Students participating in the AIMS program should also benefit from the program in many other ways including building self-esteem, teamwork, individual skill development, over all enhancement of physical conditioning, and creating a foundation for a lifelong learning and recreational activity.
Implementation of AIMS has been a cooperative effort by the MDWFP, the Foundation, the Mississippi Department of Education and the Mississippi Private School Association. AIMS is active in both public and private elementary, middle schools, junior highs and senior high schools across the state.
Participating schools are purchasing one of the basic AIMS kits to get started. This includes bows, arrows, targets, and a large hanging backdrop that serves as a protective shield behind the targets to protect facilities or background objects. The cost of the “kit” is approximately $2,800.
The kit equipment pack is enough to set up 11 shooting stations that will serve class sizes much larger when using rotational shooting schemes. Trainers from the Wildlife, Fisheries, and Parks Foundation will provide a free one-day training program for designated school instructors.
These AIMS instructors will be certified as a level one archery instructor. Each participating school is required to have at least two instructors attend the training seminar. Training seminars are taught at various locations around the state at various times of the year.
Additional information and details on the AIMS program can be found on the wildlife web site at www.mdwfp.com, or www.nasp.org. At the MDWFP offices contact Randy Newman or call (601) 674-0777 or (601) 213-8111.
For all the good reasons mentioned above the AIMS program is something that works. It engages young people in a new and pro-active sport that does not require a contact skill like football or other regular school sports programs. Many students after getting into the program actually discover that archery shooting is fun.
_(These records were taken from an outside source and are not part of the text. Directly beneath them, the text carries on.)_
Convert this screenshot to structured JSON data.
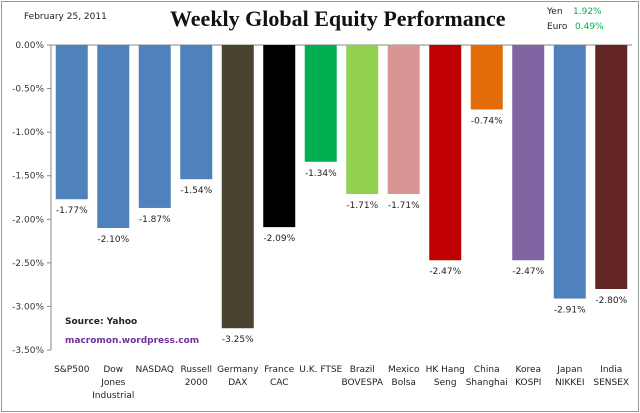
{
  "header": {
    "date": "February 25, 2011",
    "title": "Weekly Global Equity Performance",
    "fx": [
      {
        "label": "Yen",
        "value": "1.92%"
      },
      {
        "label": "Euro",
        "value": "0.49%"
      }
    ]
  },
  "notes": {
    "source": "Source:  Yahoo",
    "site": "macromon.wordpress.com"
  },
  "chart_data": {
    "type": "bar",
    "title": "Weekly Global Equity Performance",
    "xlabel": "",
    "ylabel": "",
    "ylim": [
      -3.5,
      0
    ],
    "yticks": [
      "0.00%",
      "-0.50%",
      "-1.00%",
      "-1.50%",
      "-2.00%",
      "-2.50%",
      "-3.00%",
      "-3.50%"
    ],
    "categories": [
      [
        "S&P500"
      ],
      [
        "Dow",
        "Jones",
        "Industrial"
      ],
      [
        "NASDAQ"
      ],
      [
        "Russell",
        "2000"
      ],
      [
        "Germany",
        "DAX"
      ],
      [
        "France",
        "CAC"
      ],
      [
        "U.K. FTSE"
      ],
      [
        "Brazil",
        "BOVESPA"
      ],
      [
        "Mexico",
        "Bolsa"
      ],
      [
        "HK Hang",
        "Seng"
      ],
      [
        "China",
        "Shanghai"
      ],
      [
        "Korea",
        "KOSPI"
      ],
      [
        "Japan",
        "NIKKEI"
      ],
      [
        "India",
        "SENSEX"
      ]
    ],
    "values": [
      -1.77,
      -2.1,
      -1.87,
      -1.54,
      -3.25,
      -2.09,
      -1.34,
      -1.71,
      -1.71,
      -2.47,
      -0.74,
      -2.47,
      -2.91,
      -2.8
    ],
    "labels": [
      "-1.77%",
      "-2.10%",
      "-1.87%",
      "-1.54%",
      "-3.25%",
      "-2.09%",
      "-1.34%",
      "-1.71%",
      "-1.71%",
      "-2.47%",
      "-0.74%",
      "-2.47%",
      "-2.91%",
      "-2.80%"
    ],
    "colors": [
      "#4f81bd",
      "#4f81bd",
      "#4f81bd",
      "#4f81bd",
      "#4a4330",
      "#000000",
      "#00b050",
      "#92d050",
      "#d99594",
      "#c00000",
      "#e36c09",
      "#8064a2",
      "#4f81bd",
      "#632523"
    ],
    "grid": false
  }
}
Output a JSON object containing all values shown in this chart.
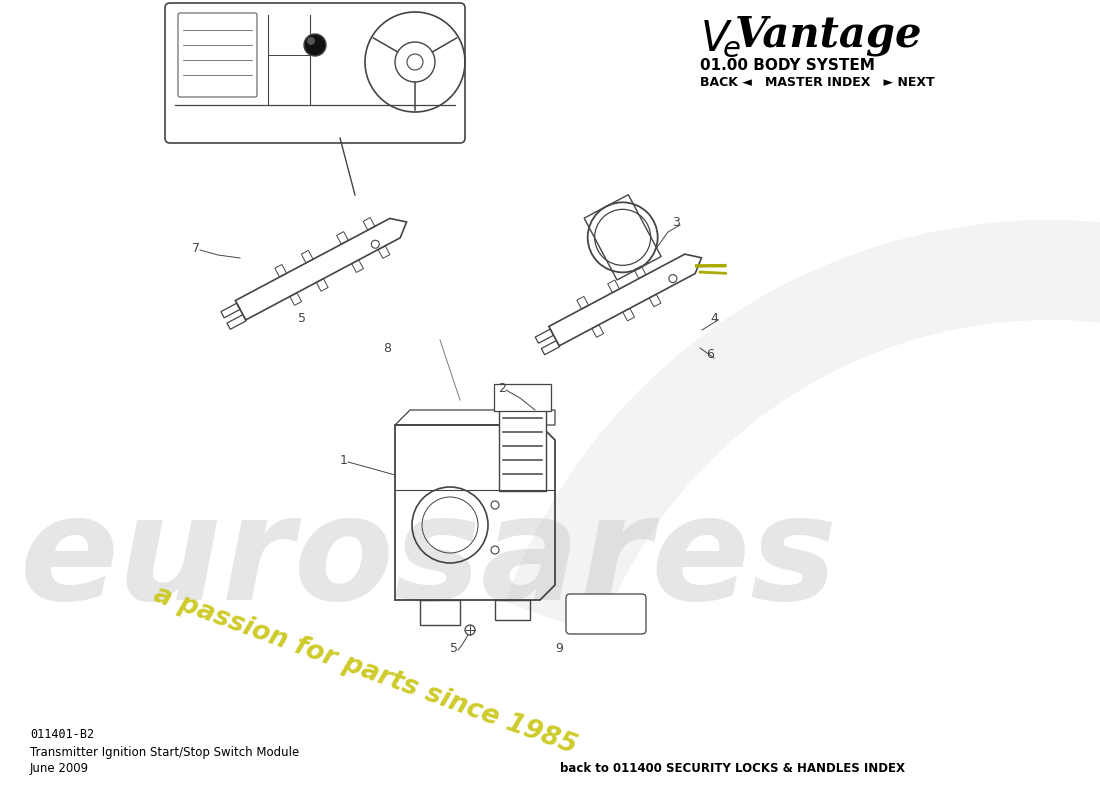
{
  "bg_color": "#ffffff",
  "lc": "#444444",
  "title_system": "01.00 BODY SYSTEM",
  "title_nav": "BACK ◄   MASTER INDEX   ► NEXT",
  "part_code": "011401-B2",
  "part_name": "Transmitter Ignition Start/Stop Switch Module",
  "part_date": "June 2009",
  "back_link": "back to 011400 SECURITY LOCKS & HANDLES INDEX",
  "wm_color": "#c8c8c8",
  "wm_yellow": "#ccc820",
  "yellow_wire": "#aaaa00",
  "dash_line": "#555555"
}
To this end, AIMS’ secondary collateral benefits might mean attraction to other outdoor archery activities like bow hunting. Recruiting more hunters is a positive thing in and of itself. That means more license sales, more gear and equipment sales, and growing appreciation for the outdoors and lifelong participation. All of that spells a positive for Mississippi.
John J. Woods, Ph.D., is vice president in charge of economic development and training, Eagle Ridge Conference and Training Center, the Workforce Development Center and contract training services at Hinds Community College in Raymond.